By Aída Carrazco
Last year I attended my first ATA conference in New Orleans. It was a huge step for my professional development, and it changed my life. It was the first time I met face to face with fellow translators! I met people whom I can call friends now. I learned a lot, and I discovered
that I love the audiovisual field, even though I am not an expert. One of the activities I chose was taking part in AVD’s first meeting, and it was a smart decision. During the meeting I heard about their mentoring program and immediately decided I wanted to be part of it.
A few months later, I got an email from the AVD administration telling me I had been assigned a mentor, and that the program would start in January. We decided to meet twice a month, on Sunday mornings. My first Skype call with my mentor was a disaster. I think I almost cried when she asked me to do a spelling test right in the middle of the call, and again when she counted all the mistakes I had. I was so good in spelling until that moment! I realized that even when we think we are good at something, there’s always room for improvement, and I decided to work on my spelling skills.
I read my books again and again, and asked every question that came to my mind. My mentor was always there for me, giving me practical and useful tips. We spent several calls checking these questions and practicing. I loved the day when I did great on my spelling test and I became a “star student”; I was ready to start learning how to subtitle.
Over the next sessions, I discovered that subtitling is not as easy as it seems. It involves translating, synthetizing, transcreating, and
formatting, and of course, a lot of creativity. It’s an art that requires practice and time, and a captivating profession to pursue. Nowadays, I
think it’s one of the most challenging and rewarding fields of translation, and the mentoring program truly offered a wonderful opportunity to approach subtitling guided by an experienced, professional and enthusiastic translator.
I also realized that being a mentee means being committed to listening and learning, being open and receptive to feedback (both positive and critical), and seeing your mentor as a trusted person and a source of inspiration. The best way to take advantage of this program is to ask questions; the mentor is there to help, but the mentee should be the one leading the sessions with curiosity and thirst for knowledge.
I actually have a longer list of goals after completing the mentoring program. My world of possibilities has expanded. I recognized my
weaknesses and worked hard to improve. I now feel more confident in my work because I have more resources and I know my strengths.

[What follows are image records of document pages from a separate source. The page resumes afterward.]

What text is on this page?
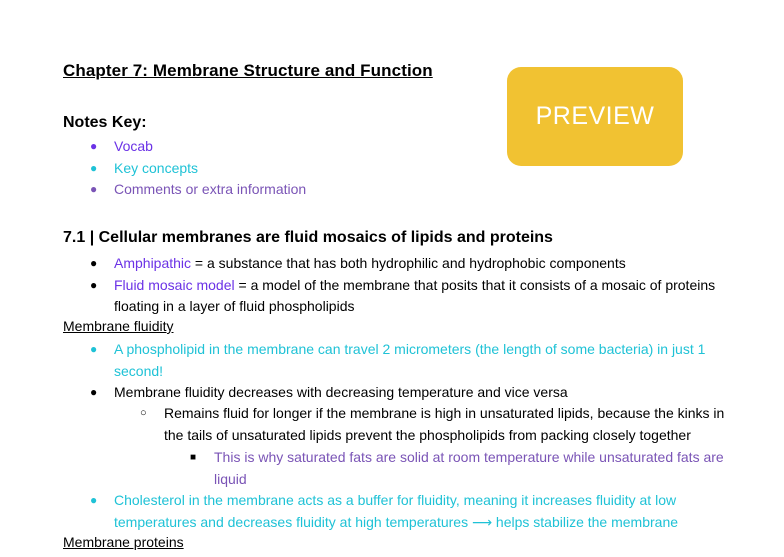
Chapter 7: Membrane Structure and Function
PREVIEW
Notes Key:
● Vocab
● Key concepts
● Comments or extra information
7.1 | Cellular membranes are fluid mosaics of lipids and proteins
● Amphipathic = a substance that has both hydrophilic and hydrophobic components
● Fluid mosaic model = a model of the membrane that posits that it consists of a mosaic of proteins floating in a layer of fluid phospholipids
Membrane fluidity
● A phospholipid in the membrane can travel 2 micrometers (the length of some bacteria) in just 1 second!
● Membrane fluidity decreases with decreasing temperature and vice versa
○ Remains fluid for longer if the membrane is high in unsaturated lipids, because the kinks in the tails of unsaturated lipids prevent the phospholipids from packing closely together
■ This is why saturated fats are solid at room temperature while unsaturated fats are liquid
● Cholesterol in the membrane acts as a buffer for fluidity, meaning it increases fluidity at low temperatures and decreases fluidity at high temperatures ⟶ helps stabilize the membrane
Membrane proteins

During these months, my mentor not only supported me with my professional goals, but also with some personal issues and with the way
they impacted my work. Now I know I have a friend and a mentor I can turn to for help. I’m glad I was part of the first mentee’s generation and I could not recommend it more, both for newbies in the translation field and for those who want to be close to an expert who shares similar interests. I am sure anyone willing to learn will greatly benefit from this, just like I did.